Впрочем, возможно, не одно только легкомысленное тщеславие, не только ребяческая беспечная самоуверенность руководили Боярышниковым, когда рассылал он свои приглашения, когда настойчиво обзванивал всех, кого хотел видеть на сегодняшнем заседании. Наверняка был тут и определенный расчет, стремление таким образом внести растерянность в ряды своих возможных противников. Отзывы — отзывами, а люди, пришедшие специально, чтобы послушать соискателя, — это ведь тоже, пусть не фиксируемое в протоколах ученого совета, но свидетельство значительности работы. Попробуй-ка наберись решимости выступить против Боярышникова, поставить под сомнение его труд, произнести критические слова в его адрес, если вон сам восьмидесятипятилетний Григорий Аполлинарьевич Троицкий, о котором говорят, будто он вовсе уже не выходит из дома, явился вдруг на защиту и на виду у всех заранее трясет руку Творогову, поздравляя его с еще одним выпускаемым в большой полет учеником… И вот ведь убежден Творогов, что Григорий Аполлинарьевич не только диссертации, но и автореферата Боярышникова наверняка не читал, что вовсе не интерес к этой работе, а лишь старая дружба с отцом Боярышникова побудила его появиться сегодня здесь, — знает все это Творогов, знает, но тем не менее, ощущая пожатие старческой руки, вслушиваясь в похвалы, расточаемые Троицким, он невольно поддается, уступает приятному гипнозу и незаметно для себя уже допускает возможность, уже начинает верить, что слова Григория Аполлинарьевича — не пустая любезность, не дань вежливости, вероятно, есть у старика какие-то серьезные основания хвалить работу Боярышникова, которые он, Творогов, возможно, недооценил или не принял во внимание…

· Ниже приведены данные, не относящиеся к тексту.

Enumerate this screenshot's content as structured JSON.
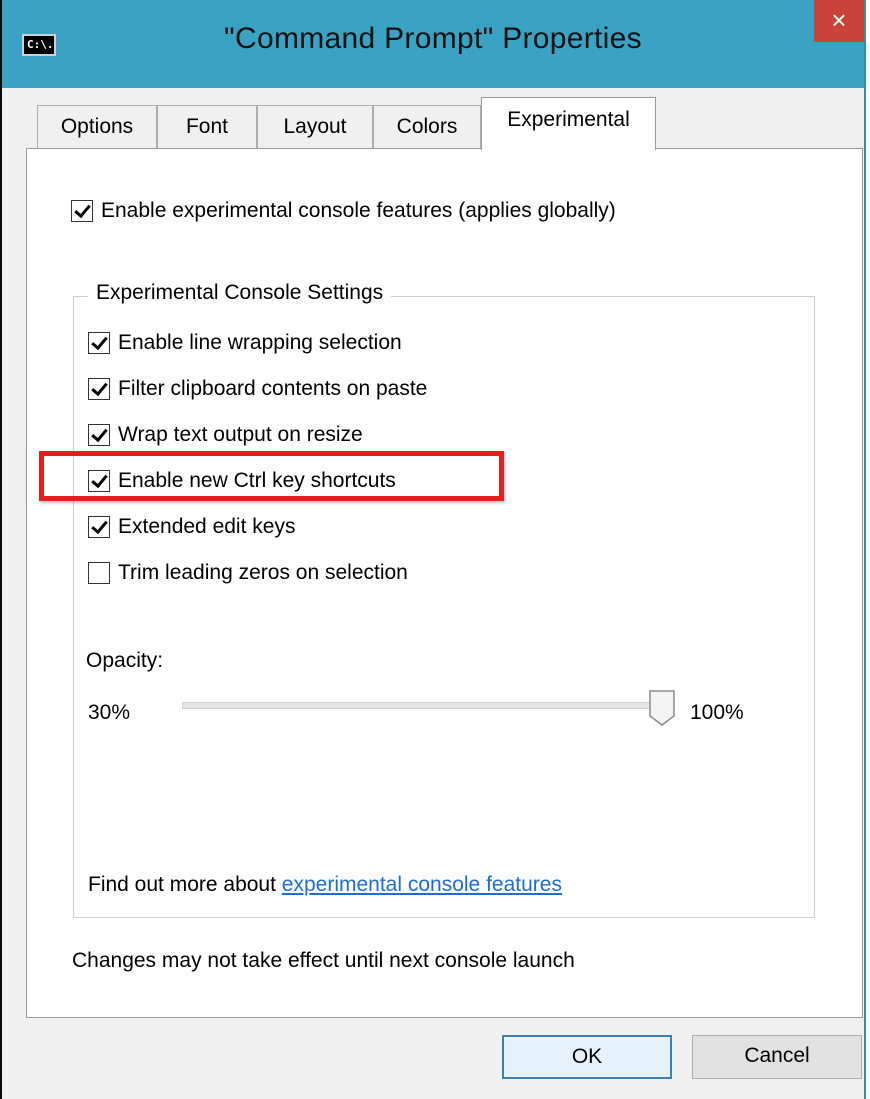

Постепенно зал наполнялся. Увидел Творогов Осмоловского, как всегда угрюмо-напряженного, пристроившегося в углу у окна и уже уткнувшегося в какой-то журнал, и нарядную, оживленную Зиночку Ремез, и других сотрудников своей лаборатории. Была здесь и Валя Тараненко. С какой-то странной, вымученной улыбкой взглянула она на Творогова и тут же отвела глаза; то ли стыдилась она вчерашней своей ночной откровенности, то ли считала, что вправду обидела Творогова, и уже страдала от этого…
Медленно, торжественно прошел через весь зал Корсунский, своей лауреатской медалью как бы сразу прибавив значительности предстоящему заседанию. Опустился в кресло в первом ряду, прижал ладонь к сердцу, раскланялся с Твороговым. А вот и Прохоров Лешка, Алексей Степанович, «сын факультета», собственной персоной возник в дверях. Не забыл, значит, не пожалел времени, явился. Что влекло его сегодня сюда, что хотел, что рассчитывал он увидеть сегодня? Поражение Творогова, торжество Синицына? Или наоборот? На что делал он ставку? Жизнерадостность и веселье были написаны на его лице, как у человека, с мороза входящего в ресторанный зал в предчувствии славного застолья. Издали как ни в чем не бывало приветственно помахал он Творогову, а едва усевшись, тут же начал пожимать руки многочисленным знакомым, привставая и перегибаясь через спинки кресел. Казалось, этот обряд рукопожатий доставлял ему особое наслаждение.